Custody is a function that requires the same asset safeguarding discipline credit unions apply to member deposits. Serving as a fiat on- and off-ramp, the conversion layer between dollars and stablecoin, is fundamentally an account servicing capability. Wallet provisioning extends the digital banking relationship into a new format. Transaction monitoring in a stablecoin environment still runs on BSA, AML, and OFAC obligations. Settlement and liquidity management draw on treasury functions already in place.
None of these roles requires credit unions to abandon what they do well. They require credit unions to understand how those competencies translate into a payments context where value moves differently, and to make deliberate decisions about where to participate.
What Leading Institutions Are Doing Now
The credit unions best positioned for what comes next are not the ones moving fastest.

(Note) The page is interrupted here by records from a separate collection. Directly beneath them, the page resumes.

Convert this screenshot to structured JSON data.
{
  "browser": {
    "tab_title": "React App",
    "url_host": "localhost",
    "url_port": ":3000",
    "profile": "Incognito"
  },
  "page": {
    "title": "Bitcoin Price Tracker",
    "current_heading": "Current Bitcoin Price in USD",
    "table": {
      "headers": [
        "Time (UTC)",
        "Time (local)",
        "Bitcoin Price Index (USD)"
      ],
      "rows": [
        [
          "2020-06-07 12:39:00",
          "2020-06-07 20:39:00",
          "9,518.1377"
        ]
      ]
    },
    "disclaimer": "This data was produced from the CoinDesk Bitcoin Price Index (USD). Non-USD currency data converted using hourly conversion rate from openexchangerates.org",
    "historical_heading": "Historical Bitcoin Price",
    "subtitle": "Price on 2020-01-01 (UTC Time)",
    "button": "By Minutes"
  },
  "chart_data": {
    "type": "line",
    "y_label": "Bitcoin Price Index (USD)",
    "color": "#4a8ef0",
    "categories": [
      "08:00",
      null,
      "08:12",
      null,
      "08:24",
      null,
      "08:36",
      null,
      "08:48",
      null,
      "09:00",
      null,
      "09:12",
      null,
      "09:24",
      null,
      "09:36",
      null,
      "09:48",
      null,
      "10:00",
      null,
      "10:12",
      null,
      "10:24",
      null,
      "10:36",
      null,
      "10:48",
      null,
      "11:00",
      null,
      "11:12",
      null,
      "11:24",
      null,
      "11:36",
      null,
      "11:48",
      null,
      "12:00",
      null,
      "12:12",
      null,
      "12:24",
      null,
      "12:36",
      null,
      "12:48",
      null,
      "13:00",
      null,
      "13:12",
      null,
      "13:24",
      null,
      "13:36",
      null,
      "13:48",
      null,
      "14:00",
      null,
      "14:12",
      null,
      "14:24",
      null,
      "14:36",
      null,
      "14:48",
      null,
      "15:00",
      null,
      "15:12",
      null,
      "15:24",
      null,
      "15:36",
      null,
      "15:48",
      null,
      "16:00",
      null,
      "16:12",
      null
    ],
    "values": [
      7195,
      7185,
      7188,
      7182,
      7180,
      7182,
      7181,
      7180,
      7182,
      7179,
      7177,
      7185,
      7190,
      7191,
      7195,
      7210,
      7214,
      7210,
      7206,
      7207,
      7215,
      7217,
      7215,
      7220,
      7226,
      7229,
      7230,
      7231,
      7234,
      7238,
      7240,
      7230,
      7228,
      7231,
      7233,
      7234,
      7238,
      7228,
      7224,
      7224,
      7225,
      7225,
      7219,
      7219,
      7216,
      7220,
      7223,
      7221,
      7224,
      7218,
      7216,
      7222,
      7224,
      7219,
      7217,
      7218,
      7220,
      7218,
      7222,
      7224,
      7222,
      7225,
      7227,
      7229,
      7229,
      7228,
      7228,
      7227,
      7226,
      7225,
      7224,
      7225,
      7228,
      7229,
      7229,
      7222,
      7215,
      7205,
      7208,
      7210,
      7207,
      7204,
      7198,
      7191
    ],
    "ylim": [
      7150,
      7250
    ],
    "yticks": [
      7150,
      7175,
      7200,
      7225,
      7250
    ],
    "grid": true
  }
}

They are the ones building internal understanding while the timeline still allows for it. That means educating leadership and boards on the operational mechanics, not the cryptocurrency narrative. It means engaging technology partners who can speak to governance and compliance, not just infrastructure. It means running controlled pilots where possible and developing the risk and oversight frameworks that examiners will eventually ask about.
The question is not whether a stablecoin-enabled payments environment arrives. At this point, the regulatory momentum, the technology maturity, and the market demand from business members, younger consumers, and cross-border payment users all point the same direction. The question is whether credit unions are prepared to serve their members in the stablecoin ecosystem, or whether that ground gets ceded to institutions that started paying attention earlier.